Você abre o celular só para ver uma mensagem rápida e, sem perceber, passa dez minutos rolando notícias sobre acidentes, crises e conflitos. Enquanto isso, aquele vídeo engraçado ou a notícia boa que também estava no feed nem chamou sua atenção. Se você sente que as notícias ruins sempre ganham dessa disputa, saiba que isso não tem relação com pessimismo, e a explicação está escondida em um mecanismo muito antigo do seu cérebro.
Por que o cérebro presta mais atenção às más notícias?
A psicologia chama esse fenômeno de viés de negatividade. Em termos simples, nosso cérebro tende a dar mais importância a informações que podem representar perigo, perda ou ameaça do que a acontecimentos neutros ou positivos.
Do ponto de vista evolutivo, essa estratégia aumentava as chances de sobrevivência. Identificar rapidamente um predador, uma tempestade ou um alimento contaminado era muito mais importante do que dedicar a mesma atenção a estímulos agradáveis.

O que acontece no cérebro quando vemos uma notícia preocupante?
Quando o cérebro interpreta uma informação como potencialmente ameaçadora, estruturas envolvidas no processamento emocional, como a amígdala cerebral, tornam-se mais ativas.
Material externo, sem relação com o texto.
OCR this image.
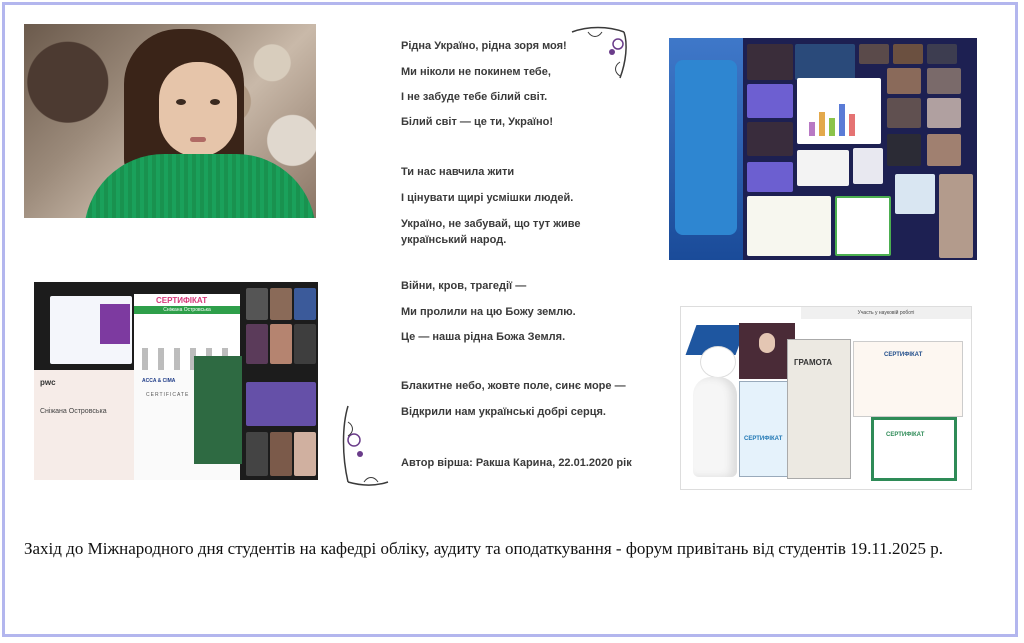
СЕРТИФІКАТ
Сніжана Островська
pwc
Сніжана Островська
ACCA & CIMA
CERTIFICATE
Участь у науковій роботі
СЕРТИФІКАТ
ГРАМОТА
СЕРТИФІКАТ
СЕРТИФІКАТ
Рідна Україно, рідна зоря моя!
Ми ніколи не покинем тебе,
І не забуде тебе білий світ.
Білий світ — це ти, Україно!
Ти нас навчила жити
І цінувати щирі усмішки людей.
Україно, не забувай, що тут живе український народ.
Війни, кров, трагедії —
Ми пролили на цю Божу землю.
Це — наша рідна Божа Земля.
Блакитне небо, жовте поле, синє море —
Відкрили нам українські добрі серця.
Автор вірша: Ракша Карина, 22.01.2020 рік
Захід до Міжнародного дня студентів на кафедрі обліку, аудиту та оподаткування - форум привітань від студентів 19.11.2025 р.
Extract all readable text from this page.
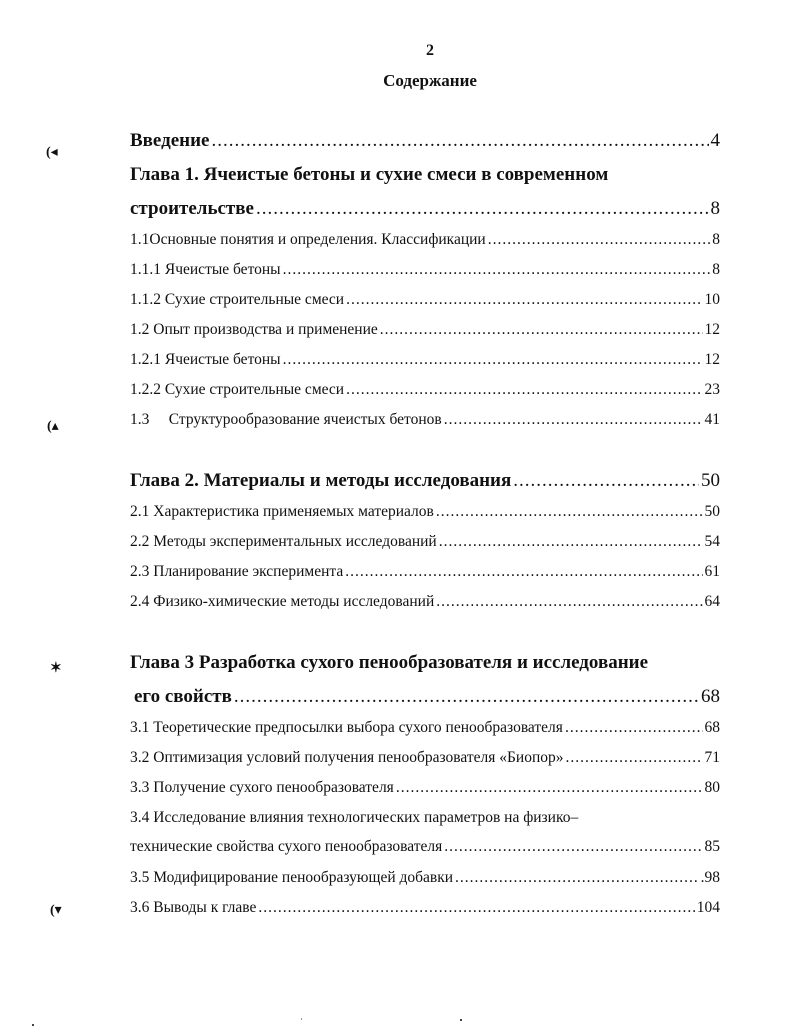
2
Содержание
Введение .....	4
Глава 1. Ячеистые бетоны и сухие смеси в современном
строительстве .....	8
1.1Основные понятия и определения. Классификации .....	8
1.1.1 Ячеистые бетоны .....	8
1.1.2 Сухие строительные смеси .....	10
1.2 Опыт производства и применение .....	12
1.2.1 Ячеистые бетоны .....	12
1.2.2 Сухие строительные смеси .....	23
1.3     Структурообразование ячеистых бетонов .....	41
Глава 2. Материалы и методы исследования .....	50
2.1 Характеристика применяемых материалов .....	50
2.2 Методы экспериментальных исследований .....	54
2.3 Планирование эксперимента .....	61
2.4 Физико-химические методы исследований .....	64
Глава 3 Разработка сухого пенообразователя и исследование
его свойств .....	68
3.1 Теоретические предпосылки выбора сухого пенообразователя .....	68
3.2 Оптимизация условий получения пенообразователя «Биопор» .....	71
3.3 Получение сухого пенообразователя .....	80
3.4 Исследование влияния технологических параметров на физико–
технические свойства сухого пенообразователя .....	85
3.5 Модифицирование пенообразующей добавки .....	.98
3.6 Выводы к главе .....	104
(◂
(▴
✶
(▾
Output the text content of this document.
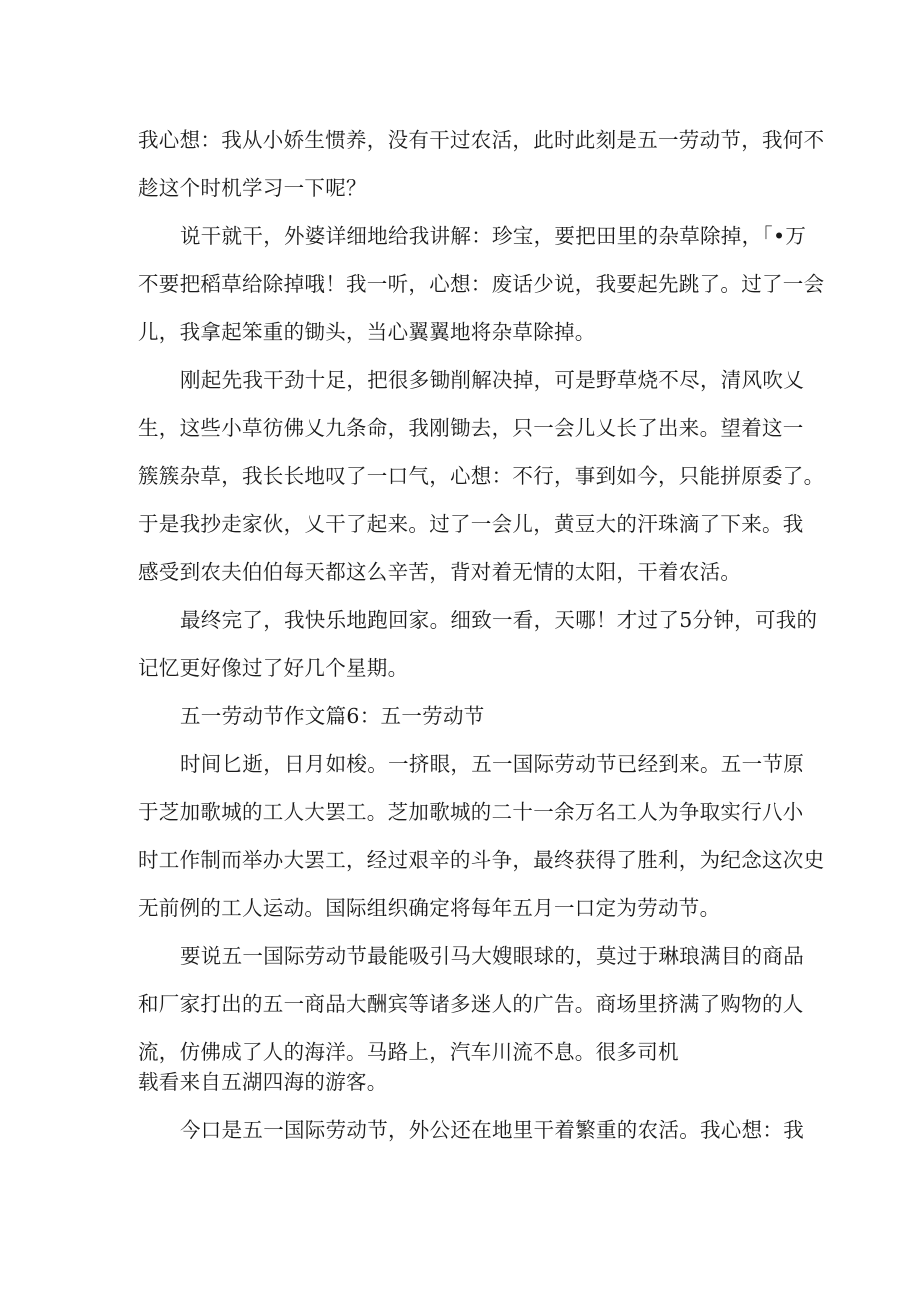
我心想：我从小娇生惯养，没有干过农活，此时此刻是五一劳动节，我何不
趁这个时机学习一下呢？
说干就干，外婆详细地给我讲解：珍宝，要把田里的杂草除掉，「•万
不要把稻草给除掉哦！我一听，心想：废话少说，我要起先跳了。过了一会
儿，我拿起笨重的锄头，当心翼翼地将杂草除掉。
刚起先我干劲十足，把很多锄削解决掉，可是野草烧不尽，清风吹乂
生，这些小草彷佛乂九条命，我刚锄去，只一会儿乂长了出来。望着这一
簇簇杂草，我长长地叹了一口气，心想：不行，事到如今，只能拼原委了。
于是我抄走家伙，乂干了起来。过了一会儿，黄豆大的汗珠滴了下来。我
感受到农夫伯伯每天都这么辛苦，背对着无情的太阳，干着农活。
最终完了，我快乐地跑回家。细致一看，天哪！才过了5分钟，可我的
记忆更好像过了好几个星期。
五一劳动节作文篇6：五一劳动节
时间匕逝，日月如梭。一挤眼，五一国际劳动节已经到来。五一节原
于芝加歌城的工人大罢工。芝加歌城的二十一余万名工人为争取实行八小
时工作制而举办大罢工，经过艰辛的斗争，最终获得了胜利，为纪念这次史
无前例的工人运动。国际组织确定将每年五月一口定为劳动节。
要说五一国际劳动节最能吸引马大嫂眼球的，莫过于琳琅满目的商品
和厂家打出的五一商品大酬宾等诸多迷人的广告。商场里挤满了购物的人
流，仿佛成了人的海洋。马路上，汽车川流不息。很多司机
载看来自五湖四海的游客。
今口是五一国际劳动节，外公还在地里干着繁重的农活。我心想：我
Esse sistema ajuda a direcionar a atenção para aquilo que pode exigir uma resposta rápida.
Ao mesmo tempo, sistemas relacionados à recompensa e à curiosidade podem incentivar a busca por novas informações para reduzir a incerteza. É por isso que muitas pessoas continuam atualizando o feed na expectativa de encontrar respostas, mesmo quando as notícias aumentam a sensação de preocupação.
Listamos abaixo os principais mecanismos evolutivos que moldaram a sobrevivência cerebral, detalhando como o nosso processamento mental foi adaptado ao longo da história para priorizar ameaças e responder a estímulos do ambiente:

Por que isso se tornou um desafio na era digital?
Hoje, não precisamos mais escapar de predadores, mas somos expostos a um fluxo praticamente infinito de manchetes, notificações e vídeos. Como o cérebro continua sensível a ameaças, conteúdos negativos costumam gerar mais atenção e, muitas vezes, mais compartilhamentos.
Isso não significa que as plataformas criem o viés de negatividade, mas elas podem amplificá-lo ao oferecer uma sequência constante de informações emocionalmente intensas.
É possível treinar o cérebro para sair desse ciclo?
Embora o viés de negatividade faça parte da biologia humana, ele não determina completamente nosso comportamento. Hábitos conscientes podem ajudar a equilibrar a atenção entre informações importantes e experiências positivas.
Reservar momentos do dia para consumir notícias, diversificar as fontes de informação e cultivar relações sociais, atividades ao ar livre e práticas de gratidão são estratégias que podem favorecer uma percepção mais equilibrada da realidade. Isso não significa ignorar os problemas, mas evitar que eles ocupem todo o espaço da atenção.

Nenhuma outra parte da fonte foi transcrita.